With a pick-axe he has brought down with him, he exhumes from underneath the fourth set of timbers a small iron box, strongly secured by padlock, and giving it with its key to Erma, says: "Do as I have directed with this. It is the Utah Central stock."
Then, for the parting is coming, she falters: "Father, when will you join me?"
"As soon as you are surely safe and out of this accursed Territory, and Kruger has disappeared, pursuing me with his Mormon bloodhounds."
A second after, he bursts out, as if a great relief has come upon him, from throwing off the bonds that have held him so long: "Oh, how I have scoffed them in my heart, as I have preached their religious bosh at Conference and ward meeting, all these years. Won't this be a great story to tell in the Unity Club, New York, to my old chums, De Punster and Van Beekman, Travis and Larry Jerry, and the rest of the boys? How they will shriek at Ralph Travenion, the swell, having been a Mormon! Won't the champagne flow to my plural marriages? Egad! it's worth while to take these risks, to have such a royal story to tell!"

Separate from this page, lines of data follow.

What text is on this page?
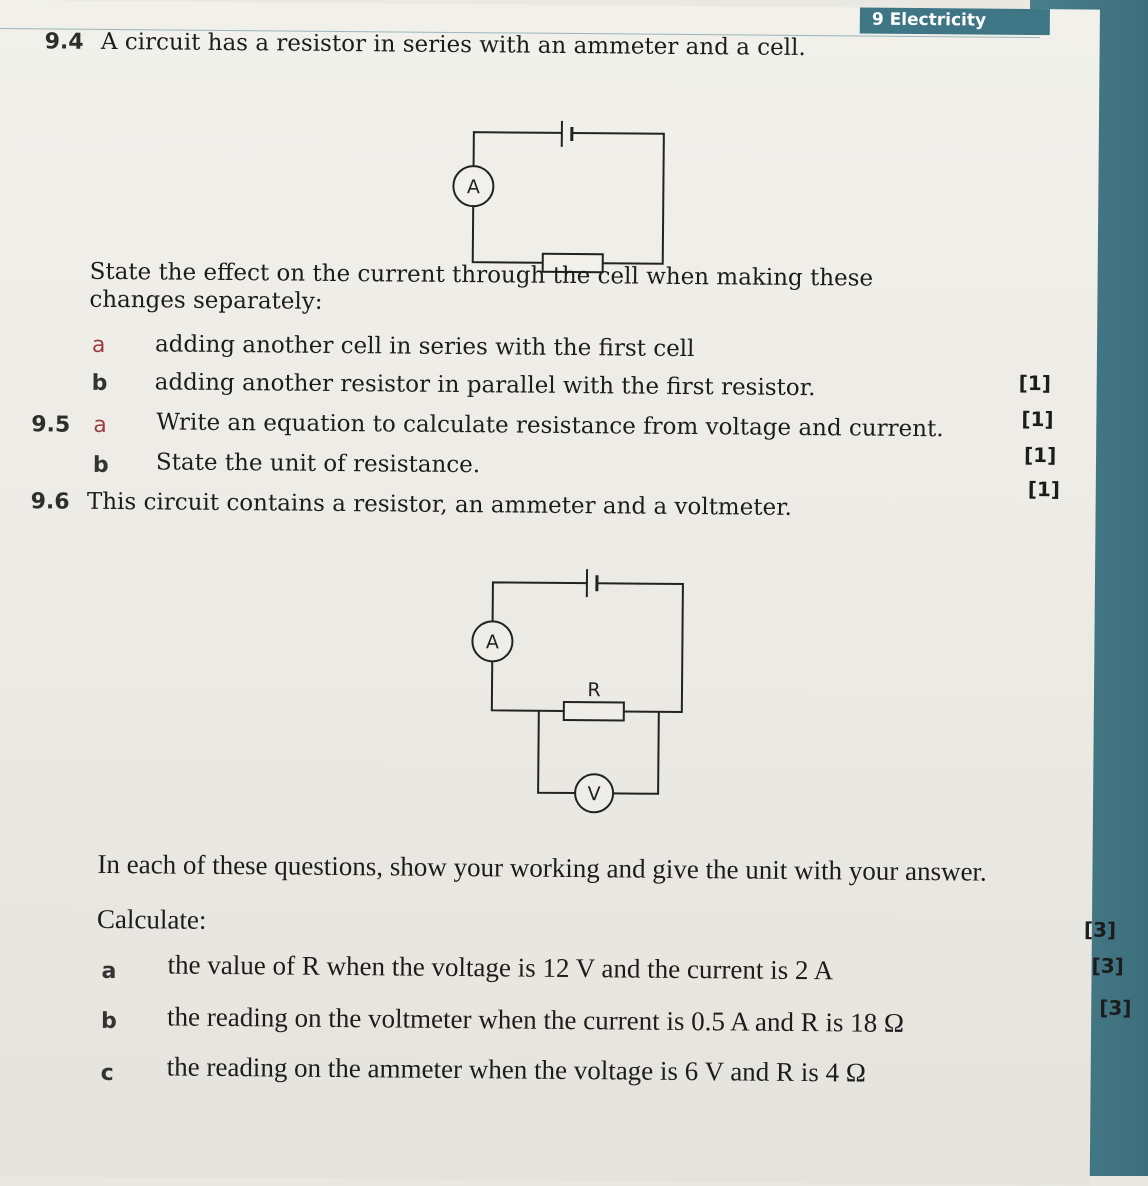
9 Electricity
9.4 A circuit has a resistor in series with an ammeter and a cell.
A
State the effect on the current through the cell when making these
changes separately:
a adding another cell in series with the first cell
[1]
b adding another resistor in parallel with the first resistor.
[1]
9.5 a Write an equation to calculate resistance from voltage and current.
[1]
b State the unit of resistance.
[1]
9.6 This circuit contains a resistor, an ammeter and a voltmeter.
A
R
V
In each of these questions, show your working and give the unit with your answer.
Calculate:
a the value of R when the voltage is 12 V and the current is 2 A
[3]
b the reading on the voltmeter when the current is 0.5 A and R is 18 Ω
[3]
c the reading on the ammeter when the voltage is 6 V and R is 4 Ω
[3]
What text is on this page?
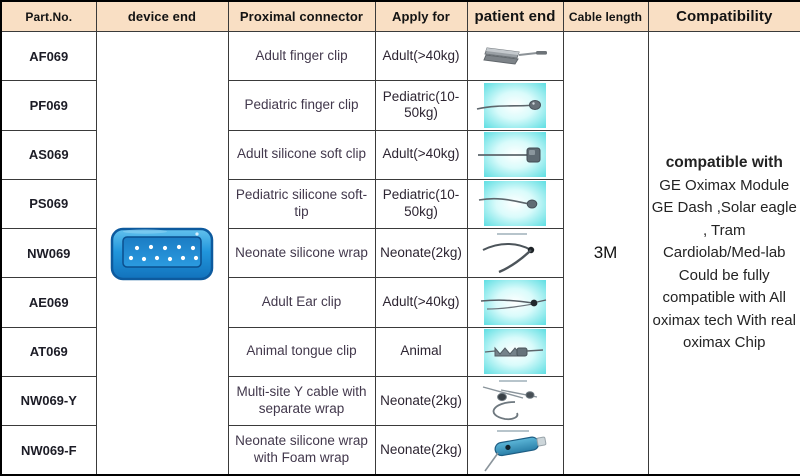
Part.No.	device end	Proximal connector	Apply for	patient end	Cable length	Compatibility
AF069		Adult finger clip	Adult(>40kg)		3M	compatible with
GE Oximax Module GE Dash ,Solar eagle , Tram Cardiolab/Med-lab Could be fully compatible with All oximax tech With real oximax Chip

PF069		Pediatric finger clip	Pediatric(10-50kg)	

AS069		Adult silicone soft clip	Adult(>40kg)	

PS069		Pediatric silicone soft-tip	Pediatric(10-50kg)	

NW069		Neonate silicone wrap	Neonate(2kg)	

AE069		Adult Ear clip	Adult(>40kg)	

AT069		Animal tongue clip	Animal	

NW069-Y		Multi-site Y cable with separate wrap	Neonate(2kg)	

NW069-F		Neonate silicone wrap with Foam wrap	Neonate(2kg)	
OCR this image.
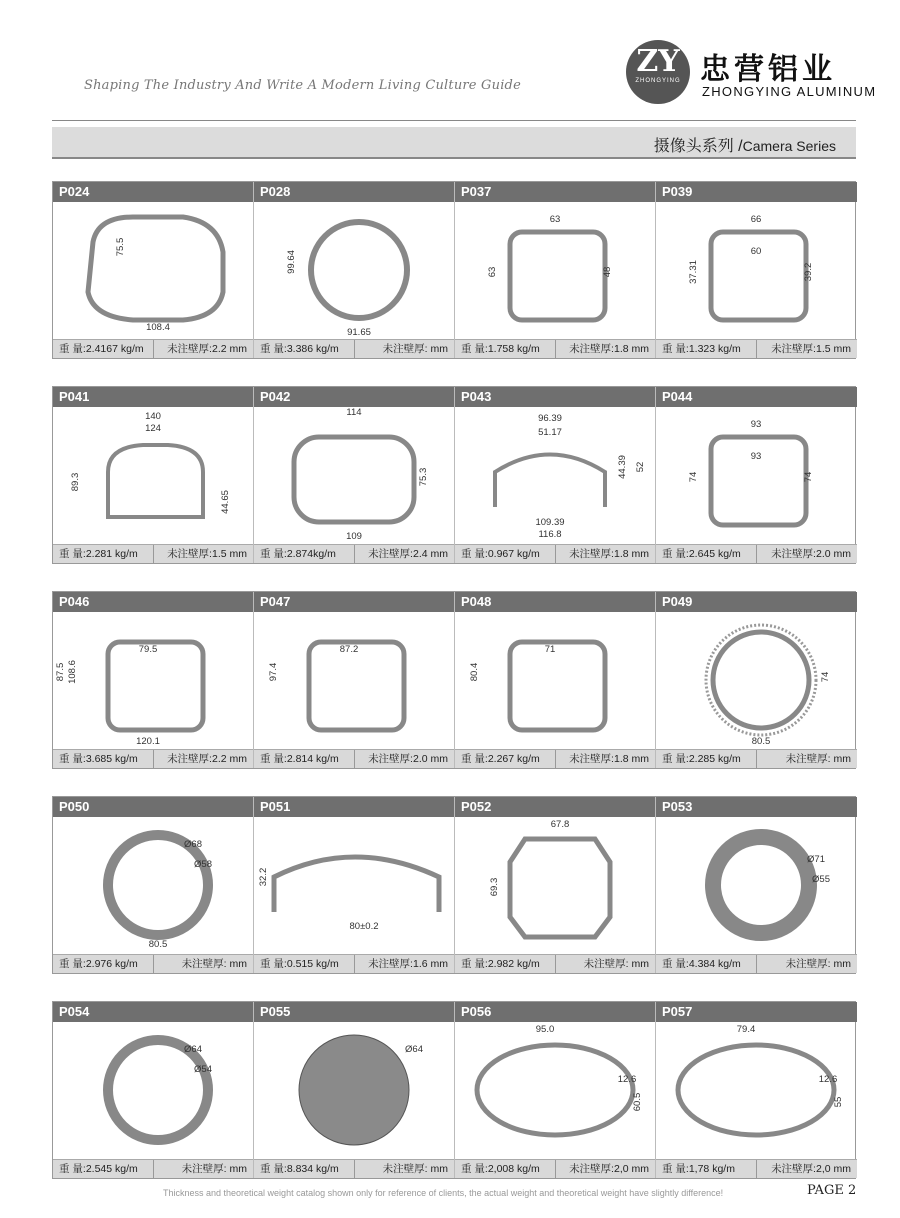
Shaping The Industry And Write A Modern Living Culture Guide
ZY
ZHONGYING 忠营铝业
ZHONGYING ALUMINUM
摄像头系列 /Camera Series
P024
75.5
108.4
重 量:2.4167 kg/m 未注壁厚:2.2 mm
P028
99.64
91.65
重 量:3.386 kg/m	未注壁厚: mm
P037
63
63	48
重 量:1.758 kg/m	未注壁厚:1.8 mm
P039
66
37.31	39.2
60
重 量:1.323 kg/m	未注壁厚:1.5 mm
P041
140
124
89.3
44.65
重 量:2.281 kg/m	未注壁厚:1.5 mm
P042
114
75.3
109
重 量:2.874kg/m	未注壁厚:2.4 mm
P043
96.39
51.17
44.39 52
109.39
116.8
重 量:0.967 kg/m	未注壁厚:1.8 mm
P044
93
74	74
93
重 量:2.645 kg/m	未注壁厚:2.0 mm
P046
79.5
108.6
87.5
120.1
重 量:3.685 kg/m	未注壁厚:2.2 mm
P047
87.2
97.4
重 量:2.814 kg/m	未注壁厚:2.0 mm
P048
71
80.4
重 量:2.267 kg/m	未注壁厚:1.8 mm
P049
74
80.5
重 量:2.285 kg/m	未注壁厚: mm
P050
Ø68
Ø58
80.5
重 量:2.976 kg/m	未注壁厚: mm
P051
32.2
80±0.2
重 量:0.515 kg/m	未注壁厚:1.6 mm
P052
67.8
69.3
重 量:2.982 kg/m	未注壁厚: mm
P053
Ø71
Ø55
重 量:4.384 kg/m	未注壁厚: mm
P054
Ø64
Ø54
重 量:2.545 kg/m	未注壁厚: mm
P055
Ø64
重 量:8.834 kg/m	未注壁厚: mm
P056
95.0
12.6
60.5
重 量:2,008 kg/m	未注壁厚:2,0 mm
P057
79.4
12.6
55
重 量:1,78 kg/m	未注壁厚:2,0 mm
Thickness and theoretical weight catalog shown only for reference of clients, the actual weight and theoretical weight have slightly difference!	PAGE 2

"Hush!" cries his daughter, sternly. "Remember the poor women you are deserting." A moment after she says more slowly, "They must be provided for as soon as you are safe."
"Oh, they will have plenty," answers Ralph. Then he bursts out again, "I leave too much behind. When I think of what I have paid, year by year, as tithing to the infernal Mormon Church, I curse it. But they are tricked at the last. I'll sell the control of their pet railroad out of their hands. Hang them, I could dance for joy!"
With these words, the old beau skips with a waltz step to the bottom of the incline. Then they ascend, the rope aiding their steps, and the pitch not being very steep, to the outer air, and the time has come to say farewell.
Pointing to a white-topped wagon at the bottom of the hill, Travenion says: "Quick! Give your father a kiss, and pray for his safety."
The girl answers: "One hundred!" and throws herself into his arms, and murmuring: "You are the only man who ever loved me—the only one! Mormon that you have been—polygamist that you are—you are the only one who's left to me!"